Clause 4.3.3 Exclude this clause
Clause 5.1 Carcinogenicity testing may be recommended for new materials and old
materials with new intended uses, patient populations or treatment sites.
Clause 5.2.1 FDA interprets significant and adequate human-use history to mean the
medical device, which undergoes a similar manufacturing process, is used to treat a
similar patient population, with a similar intended use at a similar treatment site.

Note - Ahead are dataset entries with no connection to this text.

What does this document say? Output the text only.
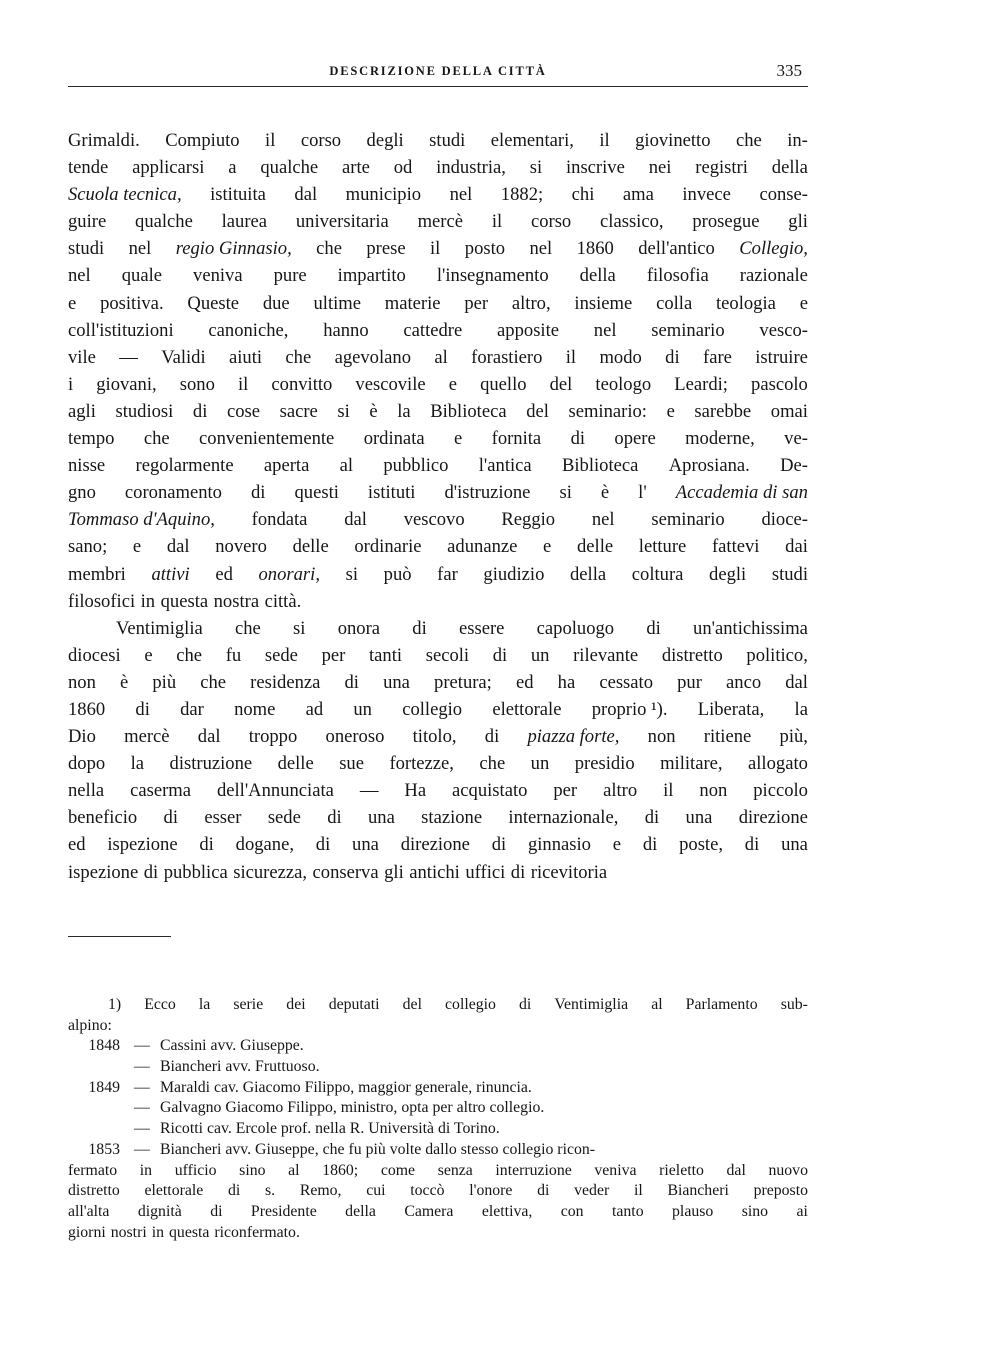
DESCRIZIONE DELLA CITTÀ	335
Grimaldi. Compiuto il corso degli studi elementari, il giovinetto che in-
tende applicarsi a qualche arte od industria, si inscrive nei registri della
Scuola tecnica, istituita dal municipio nel 1882; chi ama invece conse-
guire qualche laurea universitaria mercè il corso classico, prosegue gli
studi nel regio Ginnasio, che prese il posto nel 1860 dell'antico Collegio,
nel quale veniva pure impartito l'insegnamento della filosofia razionale
e positiva. Queste due ultime materie per altro, insieme colla teologia e
coll'istituzioni canoniche, hanno cattedre apposite nel seminario vesco-
vile — Validi aiuti che agevolano al forastiero il modo di fare istruire
i giovani, sono il convitto vescovile e quello del teologo Leardi; pascolo
agli studiosi di cose sacre si è la Biblioteca del seminario: e sarebbe omai
tempo che convenientemente ordinata e fornita di opere moderne, ve-
nisse regolarmente aperta al pubblico l'antica Biblioteca Aprosiana. De-
gno coronamento di questi istituti d'istruzione si è l' Accademia di san
Tommaso d'Aquino, fondata dal vescovo Reggio nel seminario dioce-
sano; e dal novero delle ordinarie adunanze e delle letture fattevi dai
membri attivi ed onorari, si può far giudizio della coltura degli studi
filosofici in questa nostra città.
Ventimiglia che si onora di essere capoluogo di un'antichissima
diocesi e che fu sede per tanti secoli di un rilevante distretto politico,
non è più che residenza di una pretura; ed ha cessato pur anco dal
1860 di dar nome ad un collegio elettorale proprio ¹). Liberata, la
Dio mercè dal troppo oneroso titolo, di piazza forte, non ritiene più,
dopo la distruzione delle sue fortezze, che un presidio militare, allogato
nella caserma dell'Annunciata — Ha acquistato per altro il non piccolo
beneficio di esser sede di una stazione internazionale, di una direzione
ed ispezione di dogane, di una direzione di ginnasio e di poste, di una
ispezione di pubblica sicurezza, conserva gli antichi uffici di ricevitoria
1) Ecco la serie dei deputati del collegio di Ventimiglia al Parlamento sub-
alpino:
1848 — Cassini avv. Giuseppe.
— Biancheri avv. Fruttuoso.
1849 — Maraldi cav. Giacomo Filippo, maggior generale, rinuncia.
— Galvagno Giacomo Filippo, ministro, opta per altro collegio.
— Ricotti cav. Ercole prof. nella R. Università di Torino.
1853 — Biancheri avv. Giuseppe, che fu più volte dallo stesso collegio ricon-
fermato in ufficio sino al 1860; come senza interruzione veniva rieletto dal nuovo
distretto elettorale di s. Remo, cui toccò l'onore di veder il Biancheri preposto
all'alta dignità di Presidente della Camera elettiva, con tanto plauso sino ai
giorni nostri in questa riconfermato.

Clause 5.3 Exclude this clause
Clause 5.4.2 Exclude this clause
Note: For in situ polymerizing materials, there may be additional sample preparation
requirements, so the review division should be contacted prior to conducting these
studies. For materials with submicron components, there may be additional sample
preparation and/or test conduct requirements, so the FDA should be contacted prior
to conducting these studies.
Related CFR Citations and Product Codes:
Relevant Guidance:
There is no relevant guidance developed at this time.